LAUSR

Abstract The high-pressure behaviour of hydrated magnesium sulfate kieserite, MgSO4⋅H2O, has been investigated on isothermal compression at T = 295 K up to 8.3 GPa hydrostatic pressure. The crystal properties of synthetic endmember single crystals were investigated using a high-pressure diamond anvil cell by means of in-situ X-ray diffraction and vibrational spectroscopy methods. The experimental study reveals a second-order phase transition from the monoclinic (C2/c) α-phase to a triclinic (P 1 ¯ ) β-form at a transition pressure of 2.72 GPa. Elastic properties as determined from precise lattice parameters yield static elasticities as described by third-order Birch-Murnaghan equations of state with V0 = 355.5(4) A³, K0 = 48.1(5) GPa, K’ = 8.1(6) for the low-pressure polymorph (α-MgSO4⋅H2O), and V0 = 355.8(1.8) A³, K0 = 49.3(5.5) GPa, K’ = 4.8(1.0) for the high-pressure polymorph (β-MgSO4⋅H2O). The nature of the phase transition and its reversibility on pressure release make it seem unlikely that the β-polymorph can be recovered at surface conditions on any icy satellite, although in the context of impact events it is proposed to exist, but only on a limited time scale before re-transforming to α-MgSO4⋅H2O. With respect to the icy mantles of Ganymede and Callisto, the depth profile of Ganymede following the established thermal gradients suggest a stability field only for α-MgSO4⋅H2O being relevant to the presumable conditions in the icy mantle.

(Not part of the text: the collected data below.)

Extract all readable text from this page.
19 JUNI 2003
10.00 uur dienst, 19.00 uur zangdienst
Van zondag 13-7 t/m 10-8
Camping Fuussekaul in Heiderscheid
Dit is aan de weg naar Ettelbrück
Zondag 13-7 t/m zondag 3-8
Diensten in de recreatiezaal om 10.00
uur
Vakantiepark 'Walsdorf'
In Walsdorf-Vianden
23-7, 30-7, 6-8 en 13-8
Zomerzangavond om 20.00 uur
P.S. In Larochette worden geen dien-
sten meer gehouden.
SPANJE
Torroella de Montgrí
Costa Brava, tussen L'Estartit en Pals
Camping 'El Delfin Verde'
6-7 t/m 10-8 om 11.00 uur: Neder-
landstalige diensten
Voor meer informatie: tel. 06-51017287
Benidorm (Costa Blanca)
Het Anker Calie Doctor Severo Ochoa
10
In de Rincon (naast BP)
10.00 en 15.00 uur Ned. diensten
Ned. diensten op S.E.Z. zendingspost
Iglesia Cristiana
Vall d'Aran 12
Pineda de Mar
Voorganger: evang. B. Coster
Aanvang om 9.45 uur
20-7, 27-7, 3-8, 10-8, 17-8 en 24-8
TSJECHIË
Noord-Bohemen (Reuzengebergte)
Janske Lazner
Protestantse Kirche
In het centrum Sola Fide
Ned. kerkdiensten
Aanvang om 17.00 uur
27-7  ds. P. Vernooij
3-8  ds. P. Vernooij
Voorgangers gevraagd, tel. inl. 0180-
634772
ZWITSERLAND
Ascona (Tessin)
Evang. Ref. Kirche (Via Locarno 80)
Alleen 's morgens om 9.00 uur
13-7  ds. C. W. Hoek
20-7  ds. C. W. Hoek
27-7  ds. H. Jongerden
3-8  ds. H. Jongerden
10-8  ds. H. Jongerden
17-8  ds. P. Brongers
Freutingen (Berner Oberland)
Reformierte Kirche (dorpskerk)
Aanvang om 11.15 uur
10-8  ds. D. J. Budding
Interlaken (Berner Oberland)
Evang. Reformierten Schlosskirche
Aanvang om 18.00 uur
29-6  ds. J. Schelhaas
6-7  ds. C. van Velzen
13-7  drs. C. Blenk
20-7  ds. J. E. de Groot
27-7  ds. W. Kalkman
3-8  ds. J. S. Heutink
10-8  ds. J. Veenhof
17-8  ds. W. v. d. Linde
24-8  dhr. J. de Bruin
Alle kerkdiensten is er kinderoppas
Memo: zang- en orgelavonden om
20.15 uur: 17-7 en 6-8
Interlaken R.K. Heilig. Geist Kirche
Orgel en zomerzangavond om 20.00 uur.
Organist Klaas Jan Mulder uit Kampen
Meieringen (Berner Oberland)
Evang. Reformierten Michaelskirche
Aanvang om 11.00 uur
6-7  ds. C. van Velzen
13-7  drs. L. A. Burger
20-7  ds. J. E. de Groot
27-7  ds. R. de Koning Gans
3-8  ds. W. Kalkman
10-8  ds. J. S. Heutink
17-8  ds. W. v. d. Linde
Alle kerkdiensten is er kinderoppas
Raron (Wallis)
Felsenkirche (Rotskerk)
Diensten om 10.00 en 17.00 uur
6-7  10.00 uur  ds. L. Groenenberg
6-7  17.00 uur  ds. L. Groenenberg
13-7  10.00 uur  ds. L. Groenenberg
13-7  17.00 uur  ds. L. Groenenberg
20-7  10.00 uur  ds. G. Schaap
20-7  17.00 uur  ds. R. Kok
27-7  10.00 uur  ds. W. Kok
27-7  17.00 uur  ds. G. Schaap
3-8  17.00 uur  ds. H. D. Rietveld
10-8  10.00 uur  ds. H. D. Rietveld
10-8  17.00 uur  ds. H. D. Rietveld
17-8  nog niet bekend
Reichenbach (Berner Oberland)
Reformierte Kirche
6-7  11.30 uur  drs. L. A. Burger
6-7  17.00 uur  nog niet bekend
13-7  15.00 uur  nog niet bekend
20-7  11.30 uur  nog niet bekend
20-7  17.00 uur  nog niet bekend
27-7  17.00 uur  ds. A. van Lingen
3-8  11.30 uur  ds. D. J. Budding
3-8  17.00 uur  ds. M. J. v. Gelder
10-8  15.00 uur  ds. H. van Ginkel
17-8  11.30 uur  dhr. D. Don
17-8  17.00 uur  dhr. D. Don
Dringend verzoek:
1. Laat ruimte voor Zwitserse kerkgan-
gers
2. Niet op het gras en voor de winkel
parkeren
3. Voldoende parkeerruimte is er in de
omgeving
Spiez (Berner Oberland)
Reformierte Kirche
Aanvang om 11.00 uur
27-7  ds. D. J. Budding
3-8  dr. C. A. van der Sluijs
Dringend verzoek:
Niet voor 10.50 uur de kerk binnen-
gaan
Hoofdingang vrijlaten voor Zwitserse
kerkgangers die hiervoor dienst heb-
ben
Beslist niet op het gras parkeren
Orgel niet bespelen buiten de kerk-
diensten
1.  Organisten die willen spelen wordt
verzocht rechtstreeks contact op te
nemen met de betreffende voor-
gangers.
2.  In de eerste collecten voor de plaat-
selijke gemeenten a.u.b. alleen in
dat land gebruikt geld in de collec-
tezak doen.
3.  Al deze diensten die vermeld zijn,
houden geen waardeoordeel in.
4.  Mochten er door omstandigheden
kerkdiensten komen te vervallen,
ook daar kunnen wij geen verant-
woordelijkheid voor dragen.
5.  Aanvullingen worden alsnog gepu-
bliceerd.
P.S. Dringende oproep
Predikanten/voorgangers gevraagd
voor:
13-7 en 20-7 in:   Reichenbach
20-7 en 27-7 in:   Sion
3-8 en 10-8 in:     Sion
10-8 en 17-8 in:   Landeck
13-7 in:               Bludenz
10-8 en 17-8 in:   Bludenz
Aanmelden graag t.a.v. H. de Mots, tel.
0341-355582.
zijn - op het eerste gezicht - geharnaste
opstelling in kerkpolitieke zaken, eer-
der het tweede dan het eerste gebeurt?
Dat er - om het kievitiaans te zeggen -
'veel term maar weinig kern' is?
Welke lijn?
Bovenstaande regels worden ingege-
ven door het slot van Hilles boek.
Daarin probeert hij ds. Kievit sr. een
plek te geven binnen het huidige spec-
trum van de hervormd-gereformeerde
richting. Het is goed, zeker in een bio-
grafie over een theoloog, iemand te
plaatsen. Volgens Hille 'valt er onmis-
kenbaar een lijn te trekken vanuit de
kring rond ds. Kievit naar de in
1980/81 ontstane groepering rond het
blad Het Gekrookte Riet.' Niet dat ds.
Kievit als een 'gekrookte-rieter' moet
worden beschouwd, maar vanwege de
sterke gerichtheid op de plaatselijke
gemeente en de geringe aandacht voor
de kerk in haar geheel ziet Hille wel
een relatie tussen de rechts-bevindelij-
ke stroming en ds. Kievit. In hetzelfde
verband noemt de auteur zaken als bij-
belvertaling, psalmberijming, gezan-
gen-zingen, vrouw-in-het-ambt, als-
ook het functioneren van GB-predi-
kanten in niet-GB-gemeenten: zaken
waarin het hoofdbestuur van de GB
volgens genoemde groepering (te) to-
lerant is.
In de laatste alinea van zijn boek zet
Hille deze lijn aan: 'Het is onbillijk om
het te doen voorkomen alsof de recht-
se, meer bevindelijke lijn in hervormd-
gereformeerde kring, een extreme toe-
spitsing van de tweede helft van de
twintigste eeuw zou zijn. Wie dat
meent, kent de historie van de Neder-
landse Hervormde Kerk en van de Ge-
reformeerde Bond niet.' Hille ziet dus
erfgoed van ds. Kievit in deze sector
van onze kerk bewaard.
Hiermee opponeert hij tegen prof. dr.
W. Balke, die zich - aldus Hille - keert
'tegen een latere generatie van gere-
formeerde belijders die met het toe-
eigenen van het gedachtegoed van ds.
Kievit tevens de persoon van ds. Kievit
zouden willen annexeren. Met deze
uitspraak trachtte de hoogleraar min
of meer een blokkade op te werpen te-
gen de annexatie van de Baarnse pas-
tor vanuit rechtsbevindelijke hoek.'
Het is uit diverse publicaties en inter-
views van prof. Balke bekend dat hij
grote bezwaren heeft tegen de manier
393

In contrast, the depth profile for Callisto, as corresponding to maximum pressures of approximately 5 GPa, crosses the α-to-β-transition boundary and make the high-pressure polymorph a promising candidate rock-forming mineral for the deep icy mantle of the outermost Galilean moon. In particular the material parameters reported for the α and β form of MgSO4⋅H2O are fundamental to compute the icy mantle dynamics and accurately determine the radial density structure in models of Ganymede and Callisto.